Mr Hodgson said: “We need to think positive and we need to be supportive and we need to challenge but do it in a positive way.”
Speakers on the evening were strategic director for development and growth at South Kesteven District Council Steve Ingram, executive member for highways and transportation at Lincolnshire County Council Richard Davies and Simon Beardsley, chief executive of Lincolnshire Chamber of Commerce.
First to speak was Mr Ingram, who talked about ambitious plans for Grantham, which he called a “leading sub-regional centre” and second in the county only to the city of Lincoln. He touched on the designer shopping outlet to be built on the edge of Grantham, the leisure quarter where the new cinema and associated restaurants are to be built and the garden village on the town’s southern quadrant site.
Business club members heard how SKDC is working on a plan for the district for at least the next 15 years, which for Grantham includes new housing on a large scale.
Mr Ingram said of the district’s development: “The majority of growth will be in Grantham.”

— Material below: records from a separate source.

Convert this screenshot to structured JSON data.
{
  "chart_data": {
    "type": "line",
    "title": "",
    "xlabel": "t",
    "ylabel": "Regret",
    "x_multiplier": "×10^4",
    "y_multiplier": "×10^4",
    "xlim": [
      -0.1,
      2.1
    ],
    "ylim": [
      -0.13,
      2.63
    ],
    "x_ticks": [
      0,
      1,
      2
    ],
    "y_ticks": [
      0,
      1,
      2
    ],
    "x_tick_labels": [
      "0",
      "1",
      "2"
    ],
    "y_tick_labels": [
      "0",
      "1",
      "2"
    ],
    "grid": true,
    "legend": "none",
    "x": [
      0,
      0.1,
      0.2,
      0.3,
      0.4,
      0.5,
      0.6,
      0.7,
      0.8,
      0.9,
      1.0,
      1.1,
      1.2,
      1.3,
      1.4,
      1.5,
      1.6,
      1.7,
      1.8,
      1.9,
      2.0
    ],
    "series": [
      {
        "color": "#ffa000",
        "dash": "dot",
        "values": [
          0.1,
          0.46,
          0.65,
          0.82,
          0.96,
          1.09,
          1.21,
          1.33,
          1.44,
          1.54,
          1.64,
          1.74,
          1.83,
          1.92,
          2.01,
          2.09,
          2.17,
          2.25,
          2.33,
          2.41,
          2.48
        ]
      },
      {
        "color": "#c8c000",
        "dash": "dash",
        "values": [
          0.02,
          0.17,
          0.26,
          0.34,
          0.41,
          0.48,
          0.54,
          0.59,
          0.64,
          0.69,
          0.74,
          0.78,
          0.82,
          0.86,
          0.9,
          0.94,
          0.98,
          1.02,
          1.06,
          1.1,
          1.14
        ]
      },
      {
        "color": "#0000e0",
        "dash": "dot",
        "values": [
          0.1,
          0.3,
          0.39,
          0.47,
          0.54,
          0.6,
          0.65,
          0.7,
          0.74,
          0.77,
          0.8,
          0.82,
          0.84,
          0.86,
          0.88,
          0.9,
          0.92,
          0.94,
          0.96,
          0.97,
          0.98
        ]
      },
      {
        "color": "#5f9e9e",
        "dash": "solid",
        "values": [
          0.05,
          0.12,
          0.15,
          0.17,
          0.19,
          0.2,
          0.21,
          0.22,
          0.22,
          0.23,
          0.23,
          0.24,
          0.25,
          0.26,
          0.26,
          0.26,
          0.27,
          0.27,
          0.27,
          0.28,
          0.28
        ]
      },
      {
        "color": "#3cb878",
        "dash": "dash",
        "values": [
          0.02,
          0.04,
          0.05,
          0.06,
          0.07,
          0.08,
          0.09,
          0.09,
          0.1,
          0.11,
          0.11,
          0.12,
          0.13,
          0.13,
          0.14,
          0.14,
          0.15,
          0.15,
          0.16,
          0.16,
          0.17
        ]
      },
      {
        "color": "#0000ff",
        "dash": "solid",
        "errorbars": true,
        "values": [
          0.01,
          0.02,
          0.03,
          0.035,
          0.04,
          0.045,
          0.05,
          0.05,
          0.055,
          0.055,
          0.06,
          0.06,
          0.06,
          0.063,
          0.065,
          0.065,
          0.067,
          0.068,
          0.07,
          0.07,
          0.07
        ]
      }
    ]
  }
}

Plans for the area around the town’s railway station were also mooted, including a development of town houses aimed at commuters.
Next to take the microphone was Coun Davies, who whizzed through some of the hot topics locally – including potholes, the bypass and parking issues in Westgate and Market Place.
Perhaps more interestingly were ideas he put forward for the future of St Peter’s Hill in Grantham, which he referred to as a “dual carriageway”. Ideas included creating single lanes and widening pavements, bringing the road level up to pavement level to reduce speeds and banning HGVs.
More ambitious schemes could see St Peter’s Hill feature bus and taxi ranks in a modern, more space-efficient layout and the bus station razed to the ground and the space used for something else.
Mr Beardsley was the final speaker and he touched on business-related projects elsewhere in the county.
At the end of the night, Journal managing director Richard Parkinson presented Mr Hodgson with a framed caricature drawn by the Journal’s cartoonist Terry Shelbourne.